Excerpt from High Tide in Tucson
“Every
one of us is called upon, probably many times, to start a new life. A
frightening diagnosis, a marriage, a move, loss of a job or a limb or a loved
one, a graduation, bringing a new baby home: it’s impossible to think at first
how this all will be possible. Eventually, what moves it all forward is the
subterranean ebb and flow of being alive among the living.
In
my own worst seasons, I’ve come back from the colorless world of despair by
forcing myself to look hard, for a long time at a single glorious thing: a
flame of red geranium outside my bedroom window. And then another: my daughter
in a yellow dress. And another: the perfect outline of a full, dark sphere
behind the crescent moon. Until I learned to be in love with my life again.

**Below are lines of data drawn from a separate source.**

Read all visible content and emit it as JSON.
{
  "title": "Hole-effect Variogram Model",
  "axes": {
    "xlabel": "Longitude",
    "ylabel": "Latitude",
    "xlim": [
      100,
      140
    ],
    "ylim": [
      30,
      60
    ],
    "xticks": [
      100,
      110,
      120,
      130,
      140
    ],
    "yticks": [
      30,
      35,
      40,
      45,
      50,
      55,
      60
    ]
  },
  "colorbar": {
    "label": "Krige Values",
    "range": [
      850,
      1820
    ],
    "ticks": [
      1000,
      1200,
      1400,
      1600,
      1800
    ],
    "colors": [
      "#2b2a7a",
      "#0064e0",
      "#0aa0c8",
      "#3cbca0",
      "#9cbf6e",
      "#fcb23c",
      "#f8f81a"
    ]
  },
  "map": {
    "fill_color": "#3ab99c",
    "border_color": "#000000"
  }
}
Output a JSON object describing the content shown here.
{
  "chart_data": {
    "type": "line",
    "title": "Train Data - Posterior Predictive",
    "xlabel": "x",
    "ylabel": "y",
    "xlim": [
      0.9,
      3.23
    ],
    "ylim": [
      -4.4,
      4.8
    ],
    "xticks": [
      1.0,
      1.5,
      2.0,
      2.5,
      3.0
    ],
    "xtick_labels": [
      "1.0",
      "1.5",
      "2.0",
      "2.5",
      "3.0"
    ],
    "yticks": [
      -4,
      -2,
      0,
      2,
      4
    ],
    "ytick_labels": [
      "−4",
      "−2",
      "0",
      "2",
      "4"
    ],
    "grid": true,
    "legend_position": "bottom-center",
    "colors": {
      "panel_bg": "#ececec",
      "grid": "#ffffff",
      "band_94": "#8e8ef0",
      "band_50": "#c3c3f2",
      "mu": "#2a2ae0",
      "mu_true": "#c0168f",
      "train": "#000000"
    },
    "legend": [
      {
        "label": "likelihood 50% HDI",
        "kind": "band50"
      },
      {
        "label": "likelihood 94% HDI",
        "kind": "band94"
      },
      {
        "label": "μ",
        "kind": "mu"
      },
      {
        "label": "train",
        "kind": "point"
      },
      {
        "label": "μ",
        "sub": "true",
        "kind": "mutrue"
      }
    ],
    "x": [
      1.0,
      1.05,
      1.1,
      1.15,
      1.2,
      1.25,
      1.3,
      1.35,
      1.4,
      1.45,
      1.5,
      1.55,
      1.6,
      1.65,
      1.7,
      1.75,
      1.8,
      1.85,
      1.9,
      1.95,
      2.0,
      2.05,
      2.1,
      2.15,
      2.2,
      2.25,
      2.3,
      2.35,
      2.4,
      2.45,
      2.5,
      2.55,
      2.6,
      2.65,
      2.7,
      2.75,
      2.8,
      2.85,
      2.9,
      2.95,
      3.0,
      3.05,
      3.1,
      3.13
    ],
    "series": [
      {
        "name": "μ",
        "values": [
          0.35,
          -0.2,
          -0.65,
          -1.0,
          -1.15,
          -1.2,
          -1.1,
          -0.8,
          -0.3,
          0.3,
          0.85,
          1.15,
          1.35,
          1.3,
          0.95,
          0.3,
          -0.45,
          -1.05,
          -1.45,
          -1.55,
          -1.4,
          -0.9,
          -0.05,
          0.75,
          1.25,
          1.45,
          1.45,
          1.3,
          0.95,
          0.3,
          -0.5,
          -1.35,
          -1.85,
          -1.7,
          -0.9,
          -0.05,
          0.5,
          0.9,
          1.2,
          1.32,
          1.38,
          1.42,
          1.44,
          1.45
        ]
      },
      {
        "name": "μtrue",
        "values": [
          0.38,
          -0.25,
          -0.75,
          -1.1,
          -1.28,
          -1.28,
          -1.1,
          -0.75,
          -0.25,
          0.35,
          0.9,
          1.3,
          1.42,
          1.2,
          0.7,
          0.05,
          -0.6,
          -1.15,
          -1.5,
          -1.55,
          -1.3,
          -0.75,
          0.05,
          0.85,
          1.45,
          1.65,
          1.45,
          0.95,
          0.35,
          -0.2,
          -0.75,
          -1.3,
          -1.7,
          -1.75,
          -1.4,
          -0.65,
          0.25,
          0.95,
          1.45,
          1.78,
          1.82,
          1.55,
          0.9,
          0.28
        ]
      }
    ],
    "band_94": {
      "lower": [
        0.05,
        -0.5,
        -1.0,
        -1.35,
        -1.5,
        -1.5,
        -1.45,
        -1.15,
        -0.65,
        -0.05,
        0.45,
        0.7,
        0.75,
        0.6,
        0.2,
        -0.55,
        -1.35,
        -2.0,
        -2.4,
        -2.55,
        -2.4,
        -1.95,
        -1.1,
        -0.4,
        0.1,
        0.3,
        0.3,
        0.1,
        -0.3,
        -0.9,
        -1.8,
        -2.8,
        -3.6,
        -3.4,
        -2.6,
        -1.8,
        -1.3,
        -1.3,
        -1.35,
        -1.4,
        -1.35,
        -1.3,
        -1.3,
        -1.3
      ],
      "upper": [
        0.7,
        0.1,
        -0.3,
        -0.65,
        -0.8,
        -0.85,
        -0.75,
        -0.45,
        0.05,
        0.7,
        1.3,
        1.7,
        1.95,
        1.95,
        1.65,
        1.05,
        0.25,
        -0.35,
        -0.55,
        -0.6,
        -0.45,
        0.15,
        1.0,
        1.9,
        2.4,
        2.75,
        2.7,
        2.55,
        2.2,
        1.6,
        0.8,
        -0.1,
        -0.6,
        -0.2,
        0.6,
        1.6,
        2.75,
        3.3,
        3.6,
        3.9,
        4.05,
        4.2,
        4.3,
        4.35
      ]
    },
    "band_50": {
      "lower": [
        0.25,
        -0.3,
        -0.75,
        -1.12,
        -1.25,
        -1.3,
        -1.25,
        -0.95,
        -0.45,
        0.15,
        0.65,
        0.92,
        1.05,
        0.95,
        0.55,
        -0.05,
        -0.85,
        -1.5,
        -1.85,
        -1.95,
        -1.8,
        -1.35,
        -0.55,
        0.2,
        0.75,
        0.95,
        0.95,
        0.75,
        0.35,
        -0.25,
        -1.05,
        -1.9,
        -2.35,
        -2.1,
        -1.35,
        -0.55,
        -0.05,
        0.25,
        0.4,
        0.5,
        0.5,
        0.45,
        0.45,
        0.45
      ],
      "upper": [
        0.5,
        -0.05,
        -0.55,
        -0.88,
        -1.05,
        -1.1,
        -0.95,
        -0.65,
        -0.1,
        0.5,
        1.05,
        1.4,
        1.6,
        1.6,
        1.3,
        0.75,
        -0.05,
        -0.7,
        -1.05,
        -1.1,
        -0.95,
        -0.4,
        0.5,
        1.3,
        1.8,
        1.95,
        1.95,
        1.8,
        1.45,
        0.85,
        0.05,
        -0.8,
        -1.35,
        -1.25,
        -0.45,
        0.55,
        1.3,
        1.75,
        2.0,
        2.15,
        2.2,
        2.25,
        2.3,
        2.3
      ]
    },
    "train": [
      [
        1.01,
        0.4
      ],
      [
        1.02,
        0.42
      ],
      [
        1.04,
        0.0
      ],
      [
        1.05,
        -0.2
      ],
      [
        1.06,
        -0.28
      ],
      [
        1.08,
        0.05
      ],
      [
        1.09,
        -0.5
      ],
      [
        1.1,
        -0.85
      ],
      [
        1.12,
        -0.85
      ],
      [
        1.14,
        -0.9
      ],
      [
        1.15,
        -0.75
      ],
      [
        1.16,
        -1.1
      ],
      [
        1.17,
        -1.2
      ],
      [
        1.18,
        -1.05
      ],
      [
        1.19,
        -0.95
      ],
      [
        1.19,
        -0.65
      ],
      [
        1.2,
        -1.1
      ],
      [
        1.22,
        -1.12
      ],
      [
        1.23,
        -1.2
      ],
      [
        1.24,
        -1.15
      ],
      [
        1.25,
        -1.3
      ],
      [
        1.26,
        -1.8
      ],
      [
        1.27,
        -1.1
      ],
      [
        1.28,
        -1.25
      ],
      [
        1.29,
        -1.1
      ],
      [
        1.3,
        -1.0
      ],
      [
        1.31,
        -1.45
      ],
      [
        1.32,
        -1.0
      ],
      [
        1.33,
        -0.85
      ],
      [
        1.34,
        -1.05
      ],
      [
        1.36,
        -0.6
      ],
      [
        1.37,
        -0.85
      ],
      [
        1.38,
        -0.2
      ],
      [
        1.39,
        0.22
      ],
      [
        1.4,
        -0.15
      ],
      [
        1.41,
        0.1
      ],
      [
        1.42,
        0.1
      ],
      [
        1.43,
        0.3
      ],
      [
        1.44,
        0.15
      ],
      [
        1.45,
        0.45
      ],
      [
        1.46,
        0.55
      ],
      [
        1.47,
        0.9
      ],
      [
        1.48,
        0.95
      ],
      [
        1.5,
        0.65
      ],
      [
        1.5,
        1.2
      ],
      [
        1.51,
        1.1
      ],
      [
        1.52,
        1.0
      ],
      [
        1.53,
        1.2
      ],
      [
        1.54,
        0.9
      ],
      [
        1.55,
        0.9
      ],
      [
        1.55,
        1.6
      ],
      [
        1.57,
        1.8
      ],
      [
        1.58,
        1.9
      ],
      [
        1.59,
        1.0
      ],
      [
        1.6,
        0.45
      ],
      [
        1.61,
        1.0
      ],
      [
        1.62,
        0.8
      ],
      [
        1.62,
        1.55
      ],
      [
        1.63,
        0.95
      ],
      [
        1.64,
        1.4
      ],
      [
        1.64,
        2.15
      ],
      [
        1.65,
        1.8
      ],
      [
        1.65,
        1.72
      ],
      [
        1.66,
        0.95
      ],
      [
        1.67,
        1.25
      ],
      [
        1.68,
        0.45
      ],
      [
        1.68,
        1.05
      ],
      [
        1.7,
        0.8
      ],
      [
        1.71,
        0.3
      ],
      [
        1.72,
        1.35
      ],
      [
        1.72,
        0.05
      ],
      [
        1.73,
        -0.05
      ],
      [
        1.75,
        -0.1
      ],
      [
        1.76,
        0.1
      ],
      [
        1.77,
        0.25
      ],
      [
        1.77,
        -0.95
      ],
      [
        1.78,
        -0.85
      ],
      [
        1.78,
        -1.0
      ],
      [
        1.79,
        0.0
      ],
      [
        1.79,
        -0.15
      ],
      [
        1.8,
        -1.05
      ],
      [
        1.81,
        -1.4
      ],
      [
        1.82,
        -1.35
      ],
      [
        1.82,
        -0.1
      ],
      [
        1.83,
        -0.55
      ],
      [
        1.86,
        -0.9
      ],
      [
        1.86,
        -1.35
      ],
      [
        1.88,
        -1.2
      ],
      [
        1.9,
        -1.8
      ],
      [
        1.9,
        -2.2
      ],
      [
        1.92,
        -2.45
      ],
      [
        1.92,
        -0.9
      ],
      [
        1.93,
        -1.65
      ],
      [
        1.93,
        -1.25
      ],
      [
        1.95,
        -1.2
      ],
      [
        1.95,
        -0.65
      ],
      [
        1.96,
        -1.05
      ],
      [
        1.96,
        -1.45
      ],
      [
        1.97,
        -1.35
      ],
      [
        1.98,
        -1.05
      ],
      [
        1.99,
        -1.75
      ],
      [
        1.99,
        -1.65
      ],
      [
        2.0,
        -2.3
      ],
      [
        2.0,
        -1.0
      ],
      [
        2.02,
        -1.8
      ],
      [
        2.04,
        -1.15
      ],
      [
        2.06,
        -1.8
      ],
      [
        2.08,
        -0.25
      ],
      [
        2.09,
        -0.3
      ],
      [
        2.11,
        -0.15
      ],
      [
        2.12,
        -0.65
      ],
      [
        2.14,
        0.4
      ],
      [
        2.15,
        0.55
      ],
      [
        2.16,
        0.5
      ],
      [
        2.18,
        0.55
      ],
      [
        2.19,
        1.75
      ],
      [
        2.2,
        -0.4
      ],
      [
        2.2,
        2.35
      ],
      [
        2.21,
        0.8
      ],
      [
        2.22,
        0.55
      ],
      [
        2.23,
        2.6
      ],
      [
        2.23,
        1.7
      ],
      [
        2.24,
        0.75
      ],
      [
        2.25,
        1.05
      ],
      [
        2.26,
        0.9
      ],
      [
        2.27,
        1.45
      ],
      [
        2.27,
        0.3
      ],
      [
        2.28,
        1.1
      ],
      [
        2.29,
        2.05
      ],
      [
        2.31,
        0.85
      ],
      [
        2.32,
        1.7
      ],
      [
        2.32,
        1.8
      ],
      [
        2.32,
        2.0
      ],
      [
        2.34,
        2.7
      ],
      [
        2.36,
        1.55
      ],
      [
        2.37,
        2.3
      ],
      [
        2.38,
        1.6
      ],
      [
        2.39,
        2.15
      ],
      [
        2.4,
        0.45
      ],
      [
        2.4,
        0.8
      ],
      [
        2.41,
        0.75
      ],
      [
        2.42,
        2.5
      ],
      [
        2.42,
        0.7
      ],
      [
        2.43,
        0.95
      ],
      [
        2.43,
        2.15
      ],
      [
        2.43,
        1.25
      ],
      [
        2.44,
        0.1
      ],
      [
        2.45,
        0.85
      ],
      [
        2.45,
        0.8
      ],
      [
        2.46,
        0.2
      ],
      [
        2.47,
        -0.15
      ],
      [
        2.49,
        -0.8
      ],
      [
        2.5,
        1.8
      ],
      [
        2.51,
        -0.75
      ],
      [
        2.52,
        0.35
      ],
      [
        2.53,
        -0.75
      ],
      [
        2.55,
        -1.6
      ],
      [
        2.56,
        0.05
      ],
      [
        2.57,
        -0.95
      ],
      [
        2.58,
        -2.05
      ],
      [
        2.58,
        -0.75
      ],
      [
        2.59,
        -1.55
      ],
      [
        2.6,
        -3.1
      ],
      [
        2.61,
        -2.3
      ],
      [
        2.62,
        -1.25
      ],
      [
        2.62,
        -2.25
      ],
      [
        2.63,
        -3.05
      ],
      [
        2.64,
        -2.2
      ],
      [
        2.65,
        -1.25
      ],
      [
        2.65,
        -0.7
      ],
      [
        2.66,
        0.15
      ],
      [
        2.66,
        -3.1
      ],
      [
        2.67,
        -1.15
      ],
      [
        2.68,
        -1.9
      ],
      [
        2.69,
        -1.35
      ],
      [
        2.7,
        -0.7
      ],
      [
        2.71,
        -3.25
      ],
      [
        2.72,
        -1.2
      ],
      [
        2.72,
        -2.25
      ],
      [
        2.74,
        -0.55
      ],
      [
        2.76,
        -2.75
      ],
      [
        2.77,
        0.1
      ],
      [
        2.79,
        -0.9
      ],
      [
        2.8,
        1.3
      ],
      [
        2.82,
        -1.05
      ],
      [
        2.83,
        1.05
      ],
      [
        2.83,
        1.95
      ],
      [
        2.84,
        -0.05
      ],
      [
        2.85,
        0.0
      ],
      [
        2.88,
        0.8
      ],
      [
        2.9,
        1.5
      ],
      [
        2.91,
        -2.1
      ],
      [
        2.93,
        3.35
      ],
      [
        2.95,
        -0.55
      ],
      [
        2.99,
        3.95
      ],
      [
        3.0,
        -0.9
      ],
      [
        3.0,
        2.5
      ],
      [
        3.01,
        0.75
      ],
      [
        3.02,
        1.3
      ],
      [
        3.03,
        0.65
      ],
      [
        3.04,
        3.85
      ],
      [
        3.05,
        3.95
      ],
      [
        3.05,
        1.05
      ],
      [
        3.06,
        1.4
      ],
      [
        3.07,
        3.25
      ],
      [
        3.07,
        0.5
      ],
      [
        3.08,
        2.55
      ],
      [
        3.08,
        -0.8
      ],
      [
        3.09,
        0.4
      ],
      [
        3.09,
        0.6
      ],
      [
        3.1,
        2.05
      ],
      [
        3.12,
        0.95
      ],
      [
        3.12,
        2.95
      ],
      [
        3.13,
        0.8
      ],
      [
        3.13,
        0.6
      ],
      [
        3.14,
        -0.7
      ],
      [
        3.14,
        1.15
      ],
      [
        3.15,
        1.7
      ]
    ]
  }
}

Like a stroke victim retraining new parts of the brain to grasp lost skills, I
have taught myself joy, over and over again.
It’s
not such a wide gulf to cross, then, from survival to poetry. We hold fast to
the passions of endurance that buckle and creak beneath us, dovetailed, tight
as a good wooden boat to carry us onward. And onward full tilt we go, pitched
and wrecked and absurdly resolute, driven in spite of everything to make good
on a new shore. To be hopeful, to embrace one possibility after another—that is
surely the basic instinct. Baser even than hate, the thing with teeth, which can
be stilled with a tone of voice or stunned by beauty. If the whole world of the
living has to turn on the single point of remaining alive, that pointed
endurance is the poetry of hope. The thing with feathers.”